From coloured stars to colour flow imaging – or when is ‘Doppler’ not Doppler?

Abstract

In 1842 Christian Doppler wrote a paper entitled ‘On the Coloured Light of the Double Stars’ in which he sort to explain why some stars appear bluish and some reddish. His theory was that when a star is approaching an observer the wavelength of its light will be shorter and the star thus appears to be blue, whilst when a star is receding from an observer the wavelengths of its light will be longer and it would appear to be red.
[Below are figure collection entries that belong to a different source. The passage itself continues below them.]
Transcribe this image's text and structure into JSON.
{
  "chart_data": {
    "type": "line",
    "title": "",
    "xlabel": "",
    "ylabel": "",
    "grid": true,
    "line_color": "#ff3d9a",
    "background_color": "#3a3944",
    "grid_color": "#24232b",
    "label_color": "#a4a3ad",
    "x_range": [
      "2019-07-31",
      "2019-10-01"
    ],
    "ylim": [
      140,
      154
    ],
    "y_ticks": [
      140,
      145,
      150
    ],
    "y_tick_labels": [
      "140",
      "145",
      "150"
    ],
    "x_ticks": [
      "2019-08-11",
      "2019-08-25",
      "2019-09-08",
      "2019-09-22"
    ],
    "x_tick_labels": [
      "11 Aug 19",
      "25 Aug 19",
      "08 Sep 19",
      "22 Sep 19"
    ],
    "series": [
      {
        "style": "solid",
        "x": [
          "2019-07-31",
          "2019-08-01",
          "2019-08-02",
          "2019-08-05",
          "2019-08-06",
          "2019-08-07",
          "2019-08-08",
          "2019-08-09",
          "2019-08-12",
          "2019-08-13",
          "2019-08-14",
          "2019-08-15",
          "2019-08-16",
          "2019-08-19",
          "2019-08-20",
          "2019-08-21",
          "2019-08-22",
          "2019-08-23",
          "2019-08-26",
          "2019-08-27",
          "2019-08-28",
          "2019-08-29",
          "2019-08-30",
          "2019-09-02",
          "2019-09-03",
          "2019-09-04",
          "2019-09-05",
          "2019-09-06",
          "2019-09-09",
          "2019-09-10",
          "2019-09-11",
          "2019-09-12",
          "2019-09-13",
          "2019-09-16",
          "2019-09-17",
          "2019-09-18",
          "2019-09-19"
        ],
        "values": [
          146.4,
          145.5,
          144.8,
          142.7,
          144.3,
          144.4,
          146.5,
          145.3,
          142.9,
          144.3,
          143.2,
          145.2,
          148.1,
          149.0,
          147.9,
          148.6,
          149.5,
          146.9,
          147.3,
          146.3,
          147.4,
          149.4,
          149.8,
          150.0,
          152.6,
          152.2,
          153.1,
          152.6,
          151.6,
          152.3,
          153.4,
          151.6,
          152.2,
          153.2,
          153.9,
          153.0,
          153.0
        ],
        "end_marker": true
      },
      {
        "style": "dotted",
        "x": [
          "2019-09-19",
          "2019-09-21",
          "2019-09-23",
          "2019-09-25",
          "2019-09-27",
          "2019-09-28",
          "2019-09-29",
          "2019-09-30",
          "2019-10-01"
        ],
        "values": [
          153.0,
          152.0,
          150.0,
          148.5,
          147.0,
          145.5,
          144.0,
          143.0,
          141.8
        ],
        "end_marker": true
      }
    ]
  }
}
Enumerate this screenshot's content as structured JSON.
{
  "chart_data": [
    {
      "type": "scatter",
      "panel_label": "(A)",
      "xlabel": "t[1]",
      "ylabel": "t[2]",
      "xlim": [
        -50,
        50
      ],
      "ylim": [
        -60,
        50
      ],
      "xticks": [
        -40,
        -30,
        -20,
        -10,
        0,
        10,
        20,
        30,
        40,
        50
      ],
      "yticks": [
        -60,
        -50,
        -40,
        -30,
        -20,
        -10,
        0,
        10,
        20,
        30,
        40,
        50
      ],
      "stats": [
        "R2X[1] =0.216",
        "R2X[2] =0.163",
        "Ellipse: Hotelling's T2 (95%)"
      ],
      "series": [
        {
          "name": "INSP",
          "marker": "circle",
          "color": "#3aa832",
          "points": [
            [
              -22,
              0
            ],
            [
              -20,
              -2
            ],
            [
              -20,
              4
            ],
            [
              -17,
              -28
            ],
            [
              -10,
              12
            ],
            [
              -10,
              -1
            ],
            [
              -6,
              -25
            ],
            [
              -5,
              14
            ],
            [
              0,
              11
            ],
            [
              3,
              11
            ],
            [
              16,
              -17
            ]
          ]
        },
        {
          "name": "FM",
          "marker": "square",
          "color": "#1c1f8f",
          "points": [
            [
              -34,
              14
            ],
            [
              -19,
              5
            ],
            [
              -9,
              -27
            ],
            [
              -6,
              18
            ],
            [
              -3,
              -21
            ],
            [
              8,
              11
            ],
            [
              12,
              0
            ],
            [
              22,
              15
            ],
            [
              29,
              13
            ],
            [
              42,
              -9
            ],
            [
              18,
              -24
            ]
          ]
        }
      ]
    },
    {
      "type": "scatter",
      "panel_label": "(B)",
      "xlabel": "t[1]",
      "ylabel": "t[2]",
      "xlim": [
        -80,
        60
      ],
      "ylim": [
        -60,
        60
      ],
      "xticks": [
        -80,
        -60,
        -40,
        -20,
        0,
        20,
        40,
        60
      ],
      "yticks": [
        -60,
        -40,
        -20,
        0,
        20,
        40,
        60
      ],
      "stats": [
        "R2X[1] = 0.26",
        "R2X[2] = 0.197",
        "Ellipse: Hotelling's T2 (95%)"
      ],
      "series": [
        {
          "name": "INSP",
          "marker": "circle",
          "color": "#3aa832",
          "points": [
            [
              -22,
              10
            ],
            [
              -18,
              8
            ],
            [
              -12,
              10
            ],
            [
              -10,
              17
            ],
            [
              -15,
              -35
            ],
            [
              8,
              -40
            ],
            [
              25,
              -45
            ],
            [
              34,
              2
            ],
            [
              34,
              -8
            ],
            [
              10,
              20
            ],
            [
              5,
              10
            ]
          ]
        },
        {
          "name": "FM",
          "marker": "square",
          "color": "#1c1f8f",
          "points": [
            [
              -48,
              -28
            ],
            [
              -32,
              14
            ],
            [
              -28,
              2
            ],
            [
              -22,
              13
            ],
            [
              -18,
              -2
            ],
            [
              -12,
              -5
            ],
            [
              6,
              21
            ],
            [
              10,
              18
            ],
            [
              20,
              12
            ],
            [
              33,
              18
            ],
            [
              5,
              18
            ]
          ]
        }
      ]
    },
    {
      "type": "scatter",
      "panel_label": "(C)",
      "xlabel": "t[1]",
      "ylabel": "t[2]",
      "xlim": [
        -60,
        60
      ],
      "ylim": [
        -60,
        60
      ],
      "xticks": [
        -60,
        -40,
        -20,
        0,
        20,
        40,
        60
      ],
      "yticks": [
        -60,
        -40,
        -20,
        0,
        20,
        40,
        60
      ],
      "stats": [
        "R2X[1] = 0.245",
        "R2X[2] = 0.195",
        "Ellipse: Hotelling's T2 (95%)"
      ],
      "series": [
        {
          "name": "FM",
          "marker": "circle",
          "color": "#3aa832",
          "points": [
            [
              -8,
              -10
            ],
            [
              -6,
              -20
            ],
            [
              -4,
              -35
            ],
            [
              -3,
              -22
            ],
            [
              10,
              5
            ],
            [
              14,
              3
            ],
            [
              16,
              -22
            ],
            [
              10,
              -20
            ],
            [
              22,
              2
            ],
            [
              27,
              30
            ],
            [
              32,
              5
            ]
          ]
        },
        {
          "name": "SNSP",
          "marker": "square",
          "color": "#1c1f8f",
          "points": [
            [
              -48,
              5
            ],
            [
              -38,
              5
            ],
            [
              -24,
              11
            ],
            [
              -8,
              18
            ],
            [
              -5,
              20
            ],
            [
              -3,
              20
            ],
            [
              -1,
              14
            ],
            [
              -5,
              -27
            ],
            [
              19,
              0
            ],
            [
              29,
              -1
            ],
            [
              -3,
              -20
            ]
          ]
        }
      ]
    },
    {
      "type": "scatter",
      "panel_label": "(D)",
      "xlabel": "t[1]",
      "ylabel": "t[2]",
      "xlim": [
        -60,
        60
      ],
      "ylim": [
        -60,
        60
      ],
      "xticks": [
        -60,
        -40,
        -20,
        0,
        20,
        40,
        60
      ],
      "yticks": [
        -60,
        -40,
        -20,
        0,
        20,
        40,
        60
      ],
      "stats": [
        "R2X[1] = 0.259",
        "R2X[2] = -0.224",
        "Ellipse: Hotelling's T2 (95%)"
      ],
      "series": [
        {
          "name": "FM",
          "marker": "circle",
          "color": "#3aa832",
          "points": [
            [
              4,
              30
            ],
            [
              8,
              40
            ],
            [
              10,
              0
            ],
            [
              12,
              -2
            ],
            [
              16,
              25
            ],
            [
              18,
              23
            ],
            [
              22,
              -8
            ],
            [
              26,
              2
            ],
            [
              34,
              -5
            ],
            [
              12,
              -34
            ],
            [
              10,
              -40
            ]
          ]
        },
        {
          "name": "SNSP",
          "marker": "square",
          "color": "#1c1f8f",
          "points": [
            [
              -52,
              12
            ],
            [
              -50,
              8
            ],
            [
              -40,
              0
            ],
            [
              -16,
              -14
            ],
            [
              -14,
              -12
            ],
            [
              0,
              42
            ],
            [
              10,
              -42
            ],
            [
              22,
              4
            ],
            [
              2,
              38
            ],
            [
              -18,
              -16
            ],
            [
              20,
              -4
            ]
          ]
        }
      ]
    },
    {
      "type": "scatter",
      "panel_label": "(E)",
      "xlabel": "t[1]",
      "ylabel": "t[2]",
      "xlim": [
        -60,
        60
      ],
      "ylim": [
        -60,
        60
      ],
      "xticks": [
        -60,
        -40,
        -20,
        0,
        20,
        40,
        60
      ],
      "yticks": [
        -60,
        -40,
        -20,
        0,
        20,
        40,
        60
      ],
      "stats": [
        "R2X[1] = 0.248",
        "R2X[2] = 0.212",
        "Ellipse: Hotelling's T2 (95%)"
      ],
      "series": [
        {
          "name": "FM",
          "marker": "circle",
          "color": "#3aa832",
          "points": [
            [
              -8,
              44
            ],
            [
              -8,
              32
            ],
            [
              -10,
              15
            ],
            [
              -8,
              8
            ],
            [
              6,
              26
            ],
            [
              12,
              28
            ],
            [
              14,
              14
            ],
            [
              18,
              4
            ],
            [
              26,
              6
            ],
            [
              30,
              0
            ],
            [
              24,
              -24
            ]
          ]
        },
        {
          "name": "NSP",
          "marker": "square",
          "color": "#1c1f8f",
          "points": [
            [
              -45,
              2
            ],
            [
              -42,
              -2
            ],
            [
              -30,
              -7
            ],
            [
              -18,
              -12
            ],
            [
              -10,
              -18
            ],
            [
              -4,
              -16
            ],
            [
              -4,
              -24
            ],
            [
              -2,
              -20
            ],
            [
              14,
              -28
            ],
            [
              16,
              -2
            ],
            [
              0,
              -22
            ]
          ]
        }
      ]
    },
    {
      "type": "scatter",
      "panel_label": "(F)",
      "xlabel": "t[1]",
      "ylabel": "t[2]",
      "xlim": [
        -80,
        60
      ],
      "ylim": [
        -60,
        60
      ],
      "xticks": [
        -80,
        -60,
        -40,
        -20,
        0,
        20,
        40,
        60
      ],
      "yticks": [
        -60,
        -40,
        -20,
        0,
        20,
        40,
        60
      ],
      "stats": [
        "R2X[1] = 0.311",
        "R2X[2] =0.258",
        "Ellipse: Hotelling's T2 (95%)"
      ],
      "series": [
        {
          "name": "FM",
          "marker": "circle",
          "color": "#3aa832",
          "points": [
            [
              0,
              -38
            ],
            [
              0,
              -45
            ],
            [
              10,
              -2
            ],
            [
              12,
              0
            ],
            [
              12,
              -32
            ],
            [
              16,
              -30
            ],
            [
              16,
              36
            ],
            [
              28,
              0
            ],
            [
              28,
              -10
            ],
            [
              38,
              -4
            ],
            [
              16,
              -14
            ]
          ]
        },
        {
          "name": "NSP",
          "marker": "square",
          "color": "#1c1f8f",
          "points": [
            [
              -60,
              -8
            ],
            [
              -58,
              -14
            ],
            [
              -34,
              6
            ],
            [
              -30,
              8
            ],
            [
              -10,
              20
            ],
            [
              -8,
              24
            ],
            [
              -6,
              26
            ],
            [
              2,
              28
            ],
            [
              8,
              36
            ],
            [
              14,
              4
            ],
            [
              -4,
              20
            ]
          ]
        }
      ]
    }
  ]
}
Doppler was actually wrong on a number of counts as to the explanation for the colour of stars (as will be explained during the talk) although his theory was correct. It is therefore perhaps slightly ironic that Doppler's theory is now widely used in astronomy to measure the speed with which stars are receding from the earth. Doppler's theory was challenged by the young Dutch scientist Christophorus Buys-Ballot, who believed that Doppler's theory could not explain the colours of double stars and set out to prove experimentally, using sound rather that light, that the Doppler effect did not exist. He carried out a number of experiments involving horn players travelling on the Amsterdam-Utrecht railway line, but instead of disproving the Doppler effect, showed that Doppler's theory was correct. The possibility of using the Doppler effect for measuring blood flow was introduced by Shigeo Satomura and colleagues in a number of papers published between 1955 and 1960, and a major advance took place around 1969 when Peter Wells, Pierre Peronneau, and Donald Baker independently described Pulsed ‘Doppler’ units which enabled blood flow signals from specific ranges to be acquired. Further important advances took place around 1982 when Kasai and Namekawa introduced real-time blood flow imaging. Curiously enough, however, whilst continuous wave Doppler units rely on the Doppler shift on the back-scattered ultrasound to measure blood flow velocity, instruments which use pulsed waves do not (and could not for reasons that will once again be explained during the talk) measure the Doppler shift on individual pulses, but rather measure the relative phase-shifts of returning signals with respect to a master oscillator in each inter-pulse interval. Fortunately for most practical purposes the resulting signal is equivalent to a Doppler shift signal. In summary, this talk will explain why the apparent colour of stars could not be due to the Doppler effect, and why pulsed ‘Doppler’ devices cannot detect Doppler frequency shifts.